Pakistan’s total foreign exchange reserves crossed $21 billion by December 26, the State Bank of Pakistan (SBP) reported. Central bank reserves rose slightly despite a small drop in commercial banks’ dollar holdings. The overall increase signals cautious improvement in the country’s external liquidity.
The SBP data showed total reserves reached $21.122 billion, including both central bank holdings and commercial banks’ deposits. Central bank dollar reserves increased by $13 million to $15.915 billion. This reflects ongoing efforts to maintain financial stability amid domestic and global pressures.
In contrast, commercial banks’ dollar deposits fell by $23 million to $5.97 billion. Analysts attribute the drop to normal fluctuations caused by import payments, foreign inflows, and domestic dollar demand. Despite the decline, the net total reserves still posted a small gain.

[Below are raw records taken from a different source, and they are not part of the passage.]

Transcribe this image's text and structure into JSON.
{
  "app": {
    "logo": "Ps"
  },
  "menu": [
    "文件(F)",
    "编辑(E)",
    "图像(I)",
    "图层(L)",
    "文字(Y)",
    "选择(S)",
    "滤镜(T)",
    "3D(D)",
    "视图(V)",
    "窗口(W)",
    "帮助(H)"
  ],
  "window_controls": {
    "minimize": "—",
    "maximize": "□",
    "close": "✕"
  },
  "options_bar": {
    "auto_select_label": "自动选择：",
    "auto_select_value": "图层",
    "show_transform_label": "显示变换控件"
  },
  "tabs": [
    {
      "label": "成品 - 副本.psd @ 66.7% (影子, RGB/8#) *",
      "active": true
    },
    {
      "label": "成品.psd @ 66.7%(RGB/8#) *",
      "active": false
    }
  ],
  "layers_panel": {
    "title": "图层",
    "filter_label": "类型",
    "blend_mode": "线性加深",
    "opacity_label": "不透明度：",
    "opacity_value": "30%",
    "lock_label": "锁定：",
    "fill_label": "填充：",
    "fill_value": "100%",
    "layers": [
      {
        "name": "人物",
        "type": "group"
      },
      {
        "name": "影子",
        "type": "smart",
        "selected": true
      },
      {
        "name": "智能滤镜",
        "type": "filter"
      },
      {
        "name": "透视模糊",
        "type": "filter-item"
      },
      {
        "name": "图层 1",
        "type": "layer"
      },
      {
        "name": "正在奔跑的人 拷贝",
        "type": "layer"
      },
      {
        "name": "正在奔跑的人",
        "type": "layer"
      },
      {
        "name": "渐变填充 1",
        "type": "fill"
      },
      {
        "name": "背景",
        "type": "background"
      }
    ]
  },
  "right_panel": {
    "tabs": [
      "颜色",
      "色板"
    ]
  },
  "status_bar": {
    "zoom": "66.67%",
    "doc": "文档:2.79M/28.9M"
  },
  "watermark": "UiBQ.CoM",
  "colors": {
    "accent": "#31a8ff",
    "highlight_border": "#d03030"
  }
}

The modest rise in total reserves suggests Pakistan is managing external liquidity carefully. Economists note that while the increase is small, it provides some reassurance for the upcoming year’s financial planning. The central bank continues to monitor global market conditions closely.
Read more: Total liquid foreign reserves stand above $ 21 billion
Pakistan’s forex reserves now stand at a level slightly above $21 billion, offering a buffer for imports and external debt obligations. Policymakers hope that stability in reserves will support investor confidence and ease pressures on the rupee.